Iran to announce nuclear progress


TEHRAN  - A defiant Iranian President Mahmoud Ahmadinejad vowed Saturday to inaugurate “important nuclear projects” within days and lashed out at Israel, saying the “story” of the Holocaust underpinning its existence had been “smashed”.
In a speech marking the anniversary of Iran’s 1979 Islamic revolution, Ahmadinejad said his nation will “never yield” to Western sanctions and threats of military action from Israel and the United States.
A crowd of an estimated 30,000 people in Tehran’s main Azadi (Freedom) Square cheered Ahmadinejad’s words despite the winter weather. Many, including exuberant high school students, held aloft placards declaring “Death to America” and “Death to Israel”.
In pointed messages aimed at those two arch-foes, Iranian officials planted a full-scale model of a US spy drone captured in December at an entrance to the square, and hosted on the stage the Hamas prime minister of Gaza. Hamas “will never recognise Israel,” Gaza leader Ismail Haniya told the crowd just before Ahmadinejad spoke.
His remarks were likely to complicate efforts to form with rival party Fatah a Palestinian unity government in the face of strong opposition from the Jewish state, which views Hamas as a terrorist organisation armed by Iran. Ahmadinejad gave no details about the “important nuclear projects” about to be made public. However, the UN nuclear watchdog, the International Atomic Energy Agency (IAEA), has already said Iran is enriching uranium to 20 percent - a level significantly closer to military-grade 90 percent purity - at a mountain bunker near the Shia shrine city of Qom.
And Iranian officials have said that they will be inserting their first domestically made 20-percent enriched fuel plate into a Tehran research reactor by March. The United States and the European Union have ratcheted up economic sanctions on Iran to an unprecedented level to try to force it to halt the uranium enrichment and to re-engage in long-stalled talks.
But Ahmadinejad rejected the pressure, saying that, “if the language of bullying and insult is used, the Iranian nation will never yield.”
He added: “The only path is to adhere to justice and the respect of Iran’s (nuclear) rights and to return to the negotiating table.” Iran has said several times in recent months that it is ready to resume talks on its nuclear programme with world powers that collapsed a year ago. Ahmadinejad used his speech to again question the veracity of the Jewish Holocaust, which he has in the past dismissed as a “myth”.

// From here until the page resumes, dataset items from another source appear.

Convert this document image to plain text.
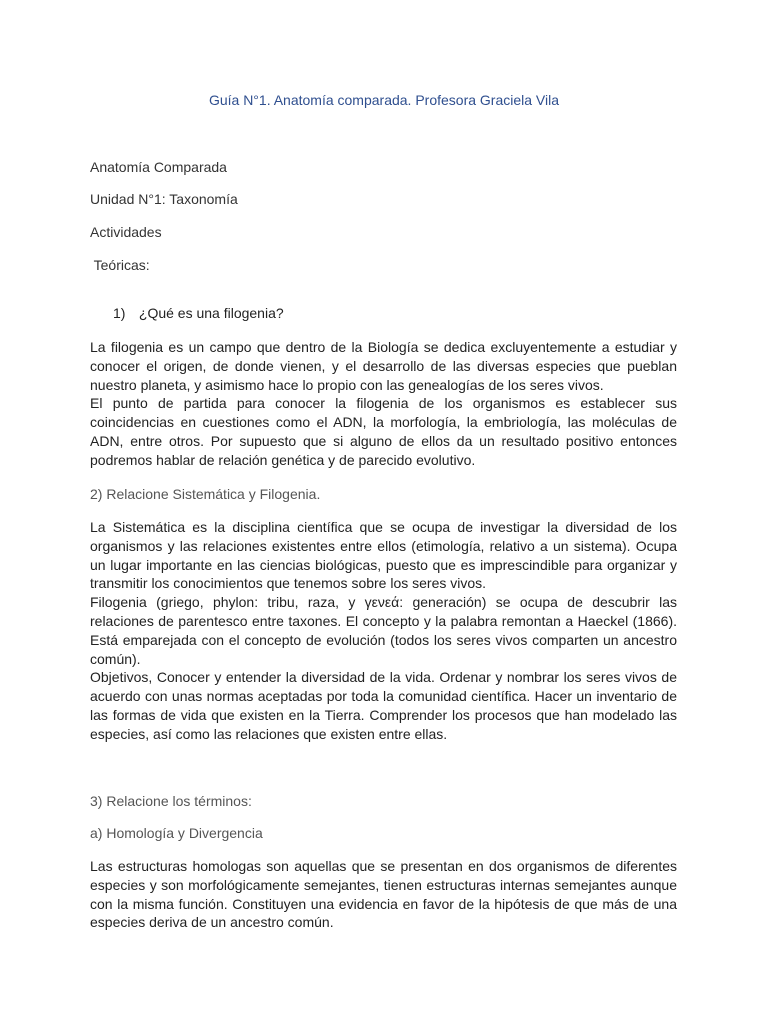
Guía N°1. Anatomía comparada. Profesora Graciela Vila
Anatomía Comparada
Unidad N°1: Taxonomía
Actividades
Teóricas:
1) ¿Qué es una filogenia?

La filogenia es un campo que dentro de la Biología se dedica excluyentemente a estudiar y conocer el origen, de donde vienen, y el desarrollo de las diversas especies que pueblan nuestro planeta, y asimismo hace lo propio con las genealogías de los seres vivos.

El punto de partida para conocer la filogenia de los organismos es establecer sus coincidencias en cuestiones como el ADN, la morfología, la embriología, las moléculas de ADN, entre otros. Por supuesto que si alguno de ellos da un resultado positivo entonces podremos hablar de relación genética y de parecido evolutivo.

2) Relacione Sistemática y Filogenia.

La Sistemática es la disciplina científica que se ocupa de investigar la diversidad de los organismos y las relaciones existentes entre ellos (etimología, relativo a un sistema). Ocupa un lugar importante en las ciencias biológicas, puesto que es imprescindible para organizar y transmitir los conocimientos que tenemos sobre los seres vivos.

Filogenia (griego, phylon: tribu, raza, y γενεά: generación) se ocupa de descubrir las relaciones de parentesco entre taxones. El concepto y la palabra remontan a Haeckel (1866). Está emparejada con el concepto de evolución (todos los seres vivos comparten un ancestro común).

Objetivos, Conocer y entender la diversidad de la vida. Ordenar y nombrar los seres vivos de acuerdo con unas normas aceptadas por toda la comunidad científica. Hacer un inventario de las formas de vida que existen en la Tierra. Comprender los procesos que han modelado las especies, así como las relaciones que existen entre ellas.

3) Relacione los términos:
a) Homología y Divergencia

Las estructuras homologas son aquellas que se presentan en dos organismos de diferentes especies y son morfológicamente semejantes, tienen estructuras internas semejantes aunque con la misma función. Constituyen una evidencia en favor de la hipótesis de que más de una especies deriva de un ancestro común.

He claimed the United States and the West had created “a story called the Holocaust” to create the Israeli state as part of a plan “to dominate the world”.
But, he said, “The Iranian nation with courage and wisdom smashed this idol to free the people of the West (of its hold).” He urged Western nations to stop supporting Israel.
“Why do you link your fate with this sham regime? Let Al-Quds (Jerusalem) and Palestine become free,” he said. “Democracy doesn’t come out of the barrel of a gun.” Iran denies Israel’s right to exist and has said it will back any group trying to put an end to the Jewish state.
Iran’s anniversary commemorations marked the day 33 years ago that a revolution led by clerics, students and dissidents overthrew the US-backed shah.
The United States cut off all diplomatic relations with Iran in 1980, after Islamic students stormed the US embassy in Tehran in November 1979 and took 52 Americans inside hostage for 444 days.